A plan to increase financial pressure on Russia beyond sanctions imposed by the Biden administration is currently being developed by Senate Finance Committee Chairman Ron Wyden, D-OR. Provisions under discussion would eliminate tax breaks for wealthy Russians connected to the government and companies that support President Vladimir Putin by denying foreign tax credits and deductions for taxes paid to Russia and Belarus.
“The Finance Committee is continuing to develop these and other proposals to hold Russia accountable for its bloody invasion,” Wyden said in a March 11 statement.
There are a number of tax provisions that provide benefits to foreign persons with income connected to the United States. For example, tax treaties provide lower withholding tax rates on payments such as dividends and interest. Under Wyden’s proposal, a number of these tax benefits would be eliminated for identified persons, subjecting any recipient to the full U.S. tax on the income, typically a 30% withholding tax on payments.
In addition, he proposes providing the Treasury secretary with authority to identify other individuals and entities to create a backstop that ensures those not subject to sanctions face financial penalties if appropriate.
A second provision calls for eliminating the preferential global intangible low-taxed income (GILTI) rate on Russian and Belarusian income, and denying FTCs and deductions for taxes paid to Russia and Belarus.
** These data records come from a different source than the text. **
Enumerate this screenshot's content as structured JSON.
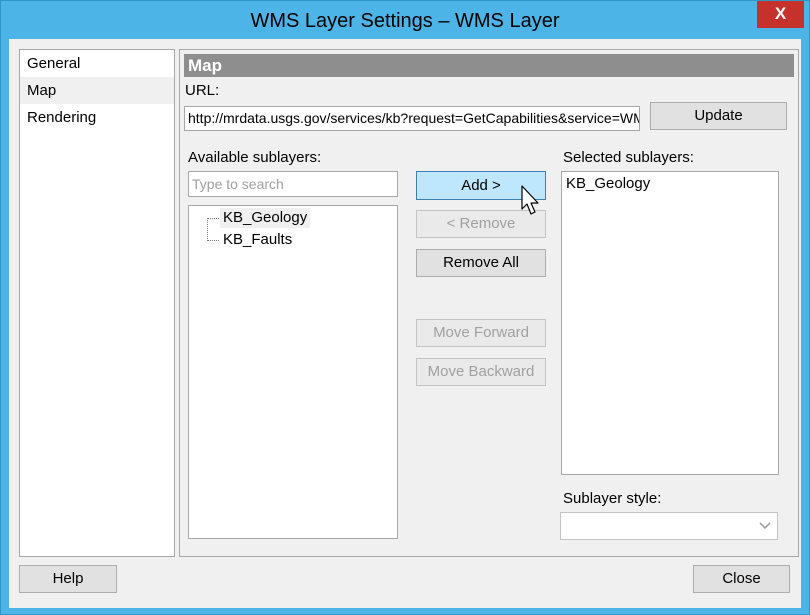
{
  "window": {
    "title": "WMS Layer Settings – WMS Layer",
    "close_glyph": "X"
  },
  "nav": {
    "items": [
      {
        "label": "General"
      },
      {
        "label": "Map"
      },
      {
        "label": "Rendering"
      }
    ],
    "selected": "Map"
  },
  "map": {
    "section_title": "Map",
    "url_label": "URL:",
    "url_value": "http://mrdata.usgs.gov/services/kb?request=GetCapabilities&service=WMS",
    "update_label": "Update",
    "available_label": "Available sublayers:",
    "search_placeholder": "Type to search",
    "available_items": [
      "KB_Geology",
      "KB_Faults"
    ],
    "highlighted_available": "KB_Geology",
    "selected_label": "Selected sublayers:",
    "selected_items": [
      "KB_Geology"
    ],
    "add_label": "Add >",
    "remove_label": "< Remove",
    "remove_all_label": "Remove All",
    "move_forward_label": "Move Forward",
    "move_backward_label": "Move Backward",
    "style_label": "Sublayer style:",
    "style_value": ""
  },
  "footer": {
    "help_label": "Help",
    "close_label": "Close"
  },
  "icons": {
    "close": "close-icon",
    "dropdown": "chevron-down-icon",
    "pointer": "mouse-pointer-icon"
  },
  "colors": {
    "titlebar": "#4cb4e6",
    "close_button": "#c7312b",
    "section_header": "#8e8e8e",
    "hot_button": "#bee6fd"
  }
}
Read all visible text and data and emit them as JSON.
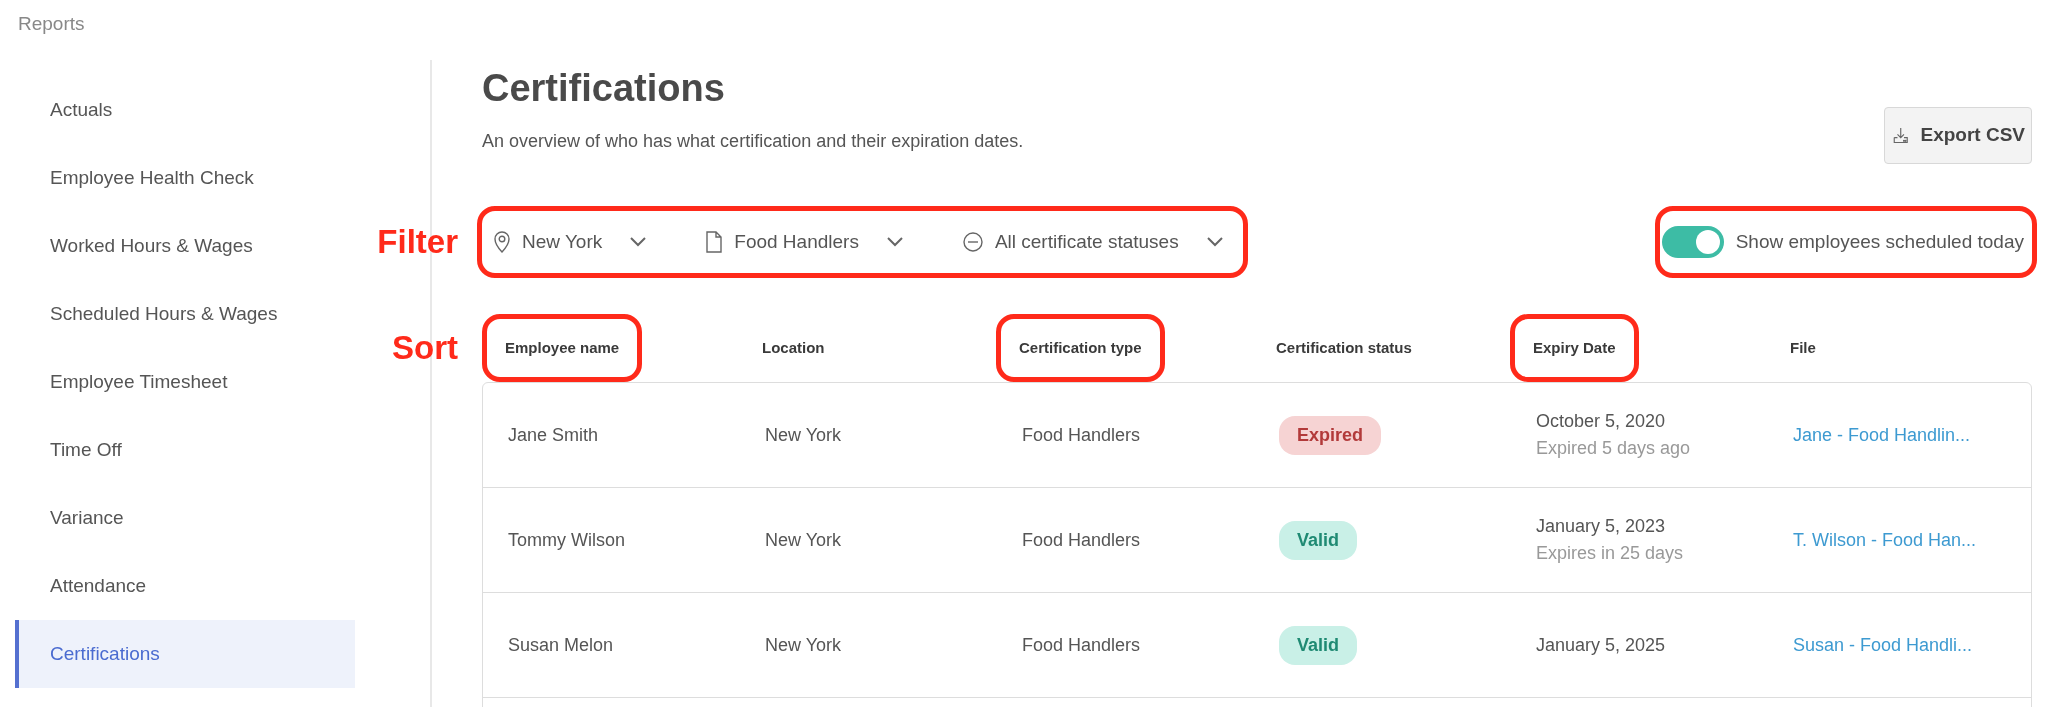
{
  "breadcrumb": "Reports",
  "sidebar": {
    "items": [
      {
        "label": "Actuals",
        "selected": false
      },
      {
        "label": "Employee Health Check",
        "selected": false
      },
      {
        "label": "Worked Hours & Wages",
        "selected": false
      },
      {
        "label": "Scheduled Hours & Wages",
        "selected": false
      },
      {
        "label": "Employee Timesheet",
        "selected": false
      },
      {
        "label": "Time Off",
        "selected": false
      },
      {
        "label": "Variance",
        "selected": false
      },
      {
        "label": "Attendance",
        "selected": false
      },
      {
        "label": "Certifications",
        "selected": true
      }
    ]
  },
  "page": {
    "title": "Certifications",
    "subtitle": "An overview of who has what certification and their expiration dates.",
    "export_button": "Export CSV"
  },
  "filters": {
    "annotation": "Filter",
    "highlighted": true,
    "items": [
      {
        "kind": "location",
        "label": "New York"
      },
      {
        "kind": "document",
        "label": "Food Handlers"
      },
      {
        "kind": "status",
        "label": "All certificate statuses"
      }
    ]
  },
  "toggle": {
    "label": "Show employees scheduled today",
    "on": true,
    "highlighted": true
  },
  "table": {
    "sort_annotation": "Sort",
    "columns": [
      {
        "label": "Employee name",
        "highlighted": true
      },
      {
        "label": "Location",
        "highlighted": false
      },
      {
        "label": "Certification type",
        "highlighted": true
      },
      {
        "label": "Certification status",
        "highlighted": false
      },
      {
        "label": "Expiry Date",
        "highlighted": true
      },
      {
        "label": "File",
        "highlighted": false
      }
    ],
    "rows": [
      {
        "name": "Jane Smith",
        "location": "New York",
        "certification_type": "Food Handlers",
        "status": {
          "kind": "expired",
          "label": "Expired"
        },
        "expiry_date": "October 5, 2020",
        "expiry_note": "Expired 5 days ago",
        "file": "Jane - Food Handlin..."
      },
      {
        "name": "Tommy Wilson",
        "location": "New York",
        "certification_type": "Food Handlers",
        "status": {
          "kind": "valid",
          "label": "Valid"
        },
        "expiry_date": "January 5, 2023",
        "expiry_note": "Expires in 25 days",
        "file": "T. Wilson - Food Han..."
      },
      {
        "name": "Susan Melon",
        "location": "New York",
        "certification_type": "Food Handlers",
        "status": {
          "kind": "valid",
          "label": "Valid"
        },
        "expiry_date": "January 5, 2025",
        "file": "Susan - Food Handli..."
      }
    ]
  }
}
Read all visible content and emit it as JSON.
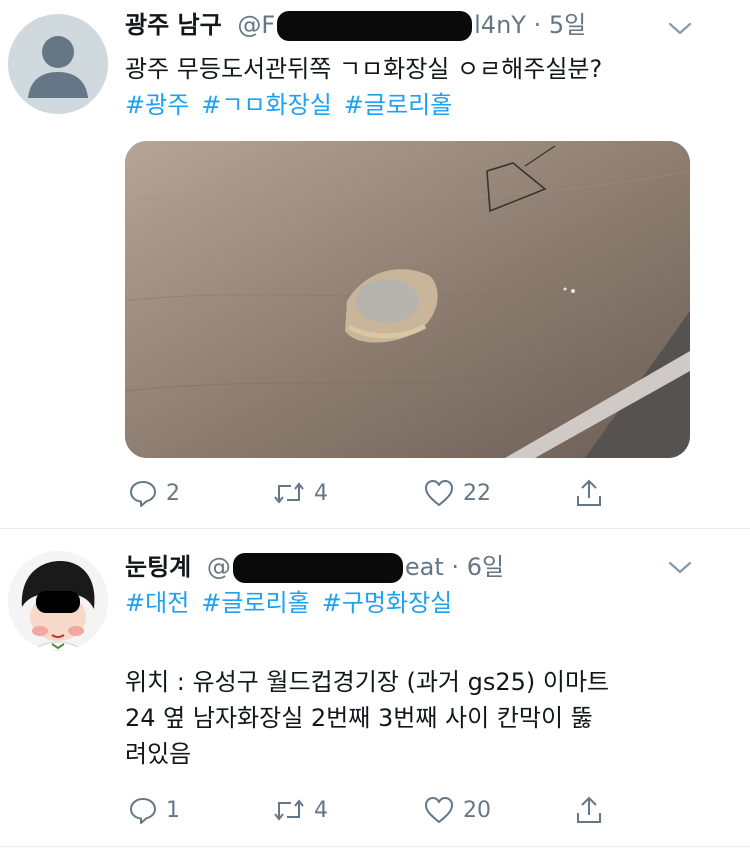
{
  "tweets": [
    {
      "name": "광주 남구",
      "handle_visible_start": "@F",
      "handle_visible_end": "l4nY",
      "dot": "·",
      "time": "5일",
      "text": "광주 무등도서관뒤쪽 ㄱㅁ화장실 ㅇㄹ해주실분?",
      "hashtags": [
        "#광주",
        "#ㄱㅁ화장실",
        "#글로리홀"
      ],
      "replies": "2",
      "retweets": "4",
      "likes": "22"
    },
    {
      "name": "눈팅계",
      "handle_visible_start": "@",
      "handle_visible_end": "eat",
      "dot": "·",
      "time": "6일",
      "hashtags": [
        "#대전",
        "#글로리홀",
        "#구멍화장실"
      ],
      "text": "위치 : 유성구 월드컵경기장 (과거 gs25) 이마트\n24 옆 남자화장실 2번째 3번째 사이 칸막이 뚫\n려있음",
      "replies": "1",
      "retweets": "4",
      "likes": "20"
    }
  ],
  "icons": {
    "reply": "reply-icon",
    "retweet": "retweet-icon",
    "like": "heart-icon",
    "share": "share-icon",
    "more": "chevron-down-icon"
  },
  "colors": {
    "link": "#1da1f2",
    "secondary": "#657786",
    "divider": "#e6ecf0"
  }
}
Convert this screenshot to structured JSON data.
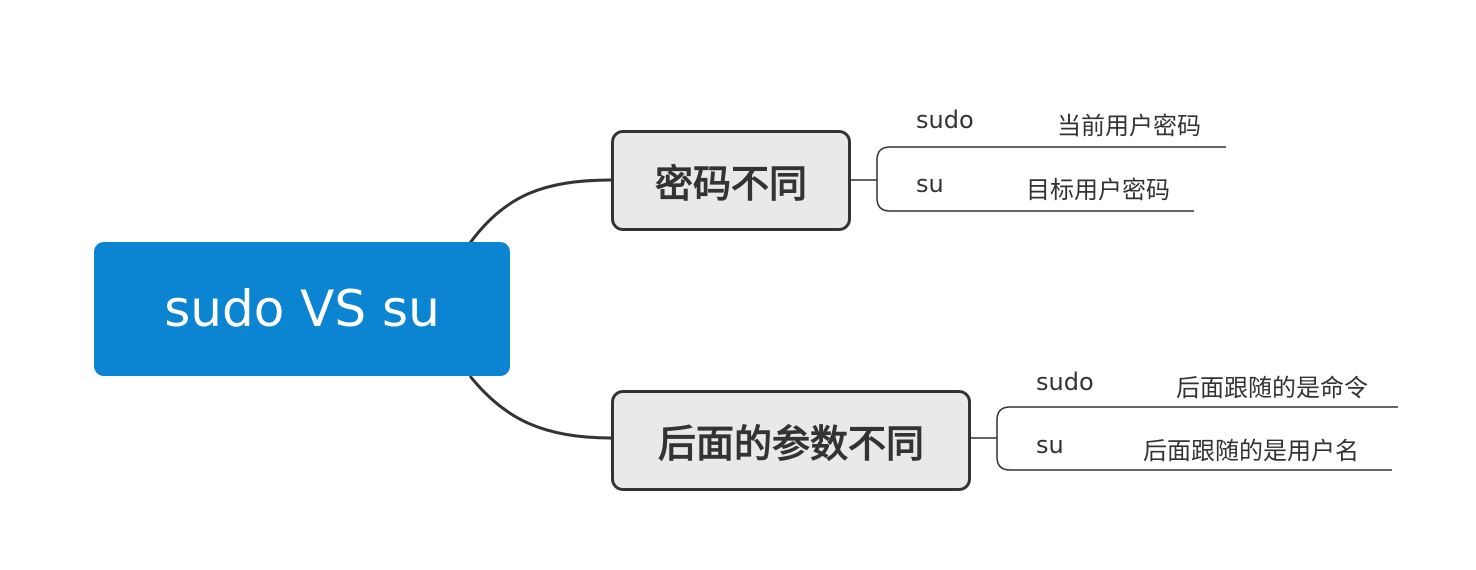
{
  "root": {
    "label": "sudo VS su"
  },
  "branches": [
    {
      "label": "密码不同",
      "leaves": [
        {
          "key": "sudo",
          "value": "当前用户密码"
        },
        {
          "key": "su",
          "value": "目标用户密码"
        }
      ]
    },
    {
      "label": "后面的参数不同",
      "leaves": [
        {
          "key": "sudo",
          "value": "后面跟随的是命令"
        },
        {
          "key": "su",
          "value": "后面跟随的是用户名"
        }
      ]
    }
  ],
  "colors": {
    "root_fill": "#0b84d2",
    "branch_fill": "#e9e9e9",
    "line": "#333333"
  }
}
Code Sec. 901(j) eliminates the lower GILTI rate and disallows FTCs for income earned in countries supporting terrorism or without diplomatic relations with the United States. According to Wyden, countries that are participating in or materially supporting the invasion of Ukraine would be added to this list. While current law delays application for six months once a country is listed, this would be reduced given the urgency of the war in Ukraine.